During off-peak periods (i.e., nights and weekends), the compressor train is driven through its clutch by the generator/motor. In this scheme, the generator/motor functions as a motor, drawing power from a power grid. The compressed air is then cooled and delivered to storage.
During peak/intermediate periods, with the turbine clutch engaged, compressed air is withdrawn from storage and provided to a combustor. In the combustor, the compressed air oxidizes a fuel, and the combustion by-products are charged to a turbine, which generates power by driving the generator/motor. In this scheme, the generator/motor functions as a generator, providing power to a power grid. To improve the CAES heat rate, waste heat from a low pressure turbine exhaust is used to pre-heat high pressure turbine inlet air in a recuperator.
For a more complete discussion of CAES systems, see M. Nakhamkin, et al. "Compressed Air Energy Storage: Plant Integration, Turbomachinery Development," ASME International Gas Turbine Symposium and Exhibition, Beijing, Peoples' Republic of China, 1985 and M. Nakhamkin, et al. "Compressed Air Energy Storage (CAES): Overview, Performance and Cost Data for 25 MW to 220 MW Plants", Joint Power Generation Conference, Toronto, Canada 1984, both of which are hereby incorporated by reference.
Examples of CAES systems are disclosed in U.S. Pat. No. 4,100,745 to Gyarmathy et al., U.S. Pat. No. 4,593,202 to Dickinson, and U.S. Pat. No. 4,872,307 to Nakhamkin. These systems are directed to electrical power storage and generation alone.
In order to maximize the efficiency of a CAES system, it is desirable to preheat gas released from the storage cavern by heat-exchanging contact with that gas after expansion. See U.S. Pat. No. 4,936,098 to Nakhamkin, U.S. Pat. No. 4,150,547 to Hobson, and U.S. Pat. No. 4,523,432 to Frutschi.
Another heat recovery technique involves the use of heat generated during compression to warm gas released from storage.
In U.S. Pat. No. 4,150,547 to Hobson, compressed air entering an air storage cavern first passes through a heat storage cavern to recover and store (in a heat storage medium) heat in the compressed air. When air is released from the storage cavern, it again passes through the heat storage cavern, where it is heated.
In U.S. Pat. No. 4,347,706 to Drost, boiler water used to drive steam turbines for compressing air is heated in the compressor innercoolers and aftercoolers, and excess energy from the boiler is stored in a thermal storage unit. Air released from storage is passed through preheaters prior to expansion where heat is provided by the thermal storage unit.

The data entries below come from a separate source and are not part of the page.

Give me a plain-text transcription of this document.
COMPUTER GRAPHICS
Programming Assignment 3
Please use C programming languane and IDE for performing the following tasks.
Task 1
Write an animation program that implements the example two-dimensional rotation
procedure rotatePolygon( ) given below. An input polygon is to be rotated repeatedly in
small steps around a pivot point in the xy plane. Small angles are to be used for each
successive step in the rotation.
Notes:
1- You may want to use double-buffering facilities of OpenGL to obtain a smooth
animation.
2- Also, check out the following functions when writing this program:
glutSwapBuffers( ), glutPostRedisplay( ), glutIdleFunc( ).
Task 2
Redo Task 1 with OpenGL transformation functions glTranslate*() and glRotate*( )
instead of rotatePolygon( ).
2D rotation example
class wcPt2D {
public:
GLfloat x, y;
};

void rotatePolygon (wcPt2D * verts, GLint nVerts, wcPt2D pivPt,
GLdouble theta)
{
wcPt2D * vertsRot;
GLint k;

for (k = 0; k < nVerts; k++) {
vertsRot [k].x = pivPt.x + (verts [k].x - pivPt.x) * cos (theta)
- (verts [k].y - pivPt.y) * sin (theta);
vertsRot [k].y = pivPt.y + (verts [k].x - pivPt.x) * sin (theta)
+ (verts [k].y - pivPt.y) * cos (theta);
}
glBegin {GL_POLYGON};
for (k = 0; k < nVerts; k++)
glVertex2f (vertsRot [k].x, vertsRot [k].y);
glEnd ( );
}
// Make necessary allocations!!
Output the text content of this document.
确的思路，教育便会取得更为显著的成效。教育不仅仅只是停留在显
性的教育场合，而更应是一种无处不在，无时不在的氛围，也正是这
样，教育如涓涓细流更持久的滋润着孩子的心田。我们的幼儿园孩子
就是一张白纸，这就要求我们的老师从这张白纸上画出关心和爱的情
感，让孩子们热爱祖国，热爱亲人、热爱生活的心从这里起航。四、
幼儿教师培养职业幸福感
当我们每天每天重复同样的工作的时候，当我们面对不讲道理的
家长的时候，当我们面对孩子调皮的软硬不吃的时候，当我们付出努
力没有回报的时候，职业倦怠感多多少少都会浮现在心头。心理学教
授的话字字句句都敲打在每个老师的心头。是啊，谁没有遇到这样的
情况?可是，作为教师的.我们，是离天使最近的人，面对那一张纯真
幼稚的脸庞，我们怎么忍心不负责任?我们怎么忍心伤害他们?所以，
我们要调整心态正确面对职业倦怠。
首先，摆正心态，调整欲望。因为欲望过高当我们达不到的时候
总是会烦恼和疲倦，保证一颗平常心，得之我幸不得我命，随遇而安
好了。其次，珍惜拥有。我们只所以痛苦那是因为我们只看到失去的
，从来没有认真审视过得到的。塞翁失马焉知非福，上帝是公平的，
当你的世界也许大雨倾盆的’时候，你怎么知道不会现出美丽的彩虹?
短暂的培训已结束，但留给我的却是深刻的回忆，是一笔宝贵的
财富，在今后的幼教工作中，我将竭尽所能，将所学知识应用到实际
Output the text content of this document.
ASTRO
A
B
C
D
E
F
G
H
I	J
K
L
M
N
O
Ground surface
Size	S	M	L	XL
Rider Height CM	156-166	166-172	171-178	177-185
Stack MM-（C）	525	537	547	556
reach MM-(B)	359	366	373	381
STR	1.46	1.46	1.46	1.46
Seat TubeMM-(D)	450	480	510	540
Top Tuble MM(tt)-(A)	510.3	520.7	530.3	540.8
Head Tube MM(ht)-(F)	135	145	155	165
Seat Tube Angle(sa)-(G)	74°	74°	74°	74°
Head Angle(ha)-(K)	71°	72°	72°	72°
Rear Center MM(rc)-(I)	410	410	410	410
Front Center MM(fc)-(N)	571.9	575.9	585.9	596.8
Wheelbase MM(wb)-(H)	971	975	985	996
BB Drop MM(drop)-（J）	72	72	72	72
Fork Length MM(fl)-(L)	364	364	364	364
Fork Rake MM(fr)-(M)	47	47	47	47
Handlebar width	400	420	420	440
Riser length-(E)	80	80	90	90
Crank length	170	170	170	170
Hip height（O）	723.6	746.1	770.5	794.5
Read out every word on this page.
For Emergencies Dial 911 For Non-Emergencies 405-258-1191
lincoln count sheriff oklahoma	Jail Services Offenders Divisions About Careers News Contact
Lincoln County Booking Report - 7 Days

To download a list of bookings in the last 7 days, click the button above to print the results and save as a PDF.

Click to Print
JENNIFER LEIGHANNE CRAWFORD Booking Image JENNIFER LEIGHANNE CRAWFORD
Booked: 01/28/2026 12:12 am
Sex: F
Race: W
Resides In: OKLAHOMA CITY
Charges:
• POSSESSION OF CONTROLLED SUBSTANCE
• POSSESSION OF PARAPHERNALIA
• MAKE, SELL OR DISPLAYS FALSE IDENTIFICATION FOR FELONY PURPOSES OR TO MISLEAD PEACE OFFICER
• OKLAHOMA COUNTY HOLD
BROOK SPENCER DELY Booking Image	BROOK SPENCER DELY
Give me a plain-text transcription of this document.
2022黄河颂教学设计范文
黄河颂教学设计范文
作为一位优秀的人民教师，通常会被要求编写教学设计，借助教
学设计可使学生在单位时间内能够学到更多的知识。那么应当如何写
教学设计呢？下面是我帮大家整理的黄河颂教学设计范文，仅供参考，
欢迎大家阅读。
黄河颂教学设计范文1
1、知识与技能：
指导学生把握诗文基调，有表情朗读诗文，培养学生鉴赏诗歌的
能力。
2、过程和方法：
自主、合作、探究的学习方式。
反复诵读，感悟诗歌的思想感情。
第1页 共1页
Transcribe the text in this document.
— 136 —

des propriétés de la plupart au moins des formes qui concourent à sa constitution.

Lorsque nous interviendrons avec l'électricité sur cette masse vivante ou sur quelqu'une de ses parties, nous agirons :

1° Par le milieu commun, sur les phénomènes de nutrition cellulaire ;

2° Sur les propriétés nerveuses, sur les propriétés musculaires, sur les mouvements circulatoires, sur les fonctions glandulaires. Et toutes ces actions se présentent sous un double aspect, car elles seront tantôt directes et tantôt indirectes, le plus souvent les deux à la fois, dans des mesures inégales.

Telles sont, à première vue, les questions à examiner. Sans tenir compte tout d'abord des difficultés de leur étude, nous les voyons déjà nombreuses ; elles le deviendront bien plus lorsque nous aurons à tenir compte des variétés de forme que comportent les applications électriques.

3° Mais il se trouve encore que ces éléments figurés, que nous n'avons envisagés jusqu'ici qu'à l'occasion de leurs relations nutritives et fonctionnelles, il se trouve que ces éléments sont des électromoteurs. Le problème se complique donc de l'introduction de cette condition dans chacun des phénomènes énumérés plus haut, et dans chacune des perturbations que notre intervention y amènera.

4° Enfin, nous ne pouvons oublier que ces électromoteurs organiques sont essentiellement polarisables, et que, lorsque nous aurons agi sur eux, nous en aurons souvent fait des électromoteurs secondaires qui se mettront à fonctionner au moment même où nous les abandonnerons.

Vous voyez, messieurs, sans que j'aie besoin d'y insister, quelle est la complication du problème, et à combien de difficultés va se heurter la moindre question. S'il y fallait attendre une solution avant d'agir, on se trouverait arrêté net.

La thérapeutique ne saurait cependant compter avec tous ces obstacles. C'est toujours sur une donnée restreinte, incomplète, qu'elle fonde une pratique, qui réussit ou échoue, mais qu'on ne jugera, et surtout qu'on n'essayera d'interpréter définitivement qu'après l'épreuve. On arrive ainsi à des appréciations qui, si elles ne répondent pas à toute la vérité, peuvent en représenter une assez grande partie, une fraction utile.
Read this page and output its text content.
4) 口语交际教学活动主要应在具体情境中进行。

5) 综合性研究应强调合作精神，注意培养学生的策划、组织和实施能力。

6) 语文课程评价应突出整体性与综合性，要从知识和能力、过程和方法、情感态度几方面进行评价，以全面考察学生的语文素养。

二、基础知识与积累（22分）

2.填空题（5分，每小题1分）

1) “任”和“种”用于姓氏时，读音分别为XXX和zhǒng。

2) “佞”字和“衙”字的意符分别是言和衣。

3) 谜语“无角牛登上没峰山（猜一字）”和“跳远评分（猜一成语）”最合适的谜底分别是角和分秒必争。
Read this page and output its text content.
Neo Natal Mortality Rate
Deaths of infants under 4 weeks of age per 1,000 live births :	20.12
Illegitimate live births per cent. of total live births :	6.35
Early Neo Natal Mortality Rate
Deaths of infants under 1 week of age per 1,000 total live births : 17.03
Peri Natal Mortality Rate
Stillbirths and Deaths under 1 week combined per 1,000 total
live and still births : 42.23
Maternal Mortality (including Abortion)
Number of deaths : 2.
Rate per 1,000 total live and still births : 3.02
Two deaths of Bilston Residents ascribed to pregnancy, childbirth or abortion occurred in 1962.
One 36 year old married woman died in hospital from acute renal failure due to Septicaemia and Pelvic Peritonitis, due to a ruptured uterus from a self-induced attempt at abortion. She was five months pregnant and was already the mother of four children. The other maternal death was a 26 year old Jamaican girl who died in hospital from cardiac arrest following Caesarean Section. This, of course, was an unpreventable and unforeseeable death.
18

U.S. Pat. No. 4,523,432 to Frutschi discloses a CAES system where heat is recovered from the compressor innercoolers and is stored in a heat storage device by passing water between the innercooler and that device. Compressed air released from storage passes through an exchanger where it is heated by hot water from the heat storage device.
Despite the continued development of heat recovery systems for CAES systems, the need to improve the thermal efficiency and match the thermal cycle to demand for such systems remains.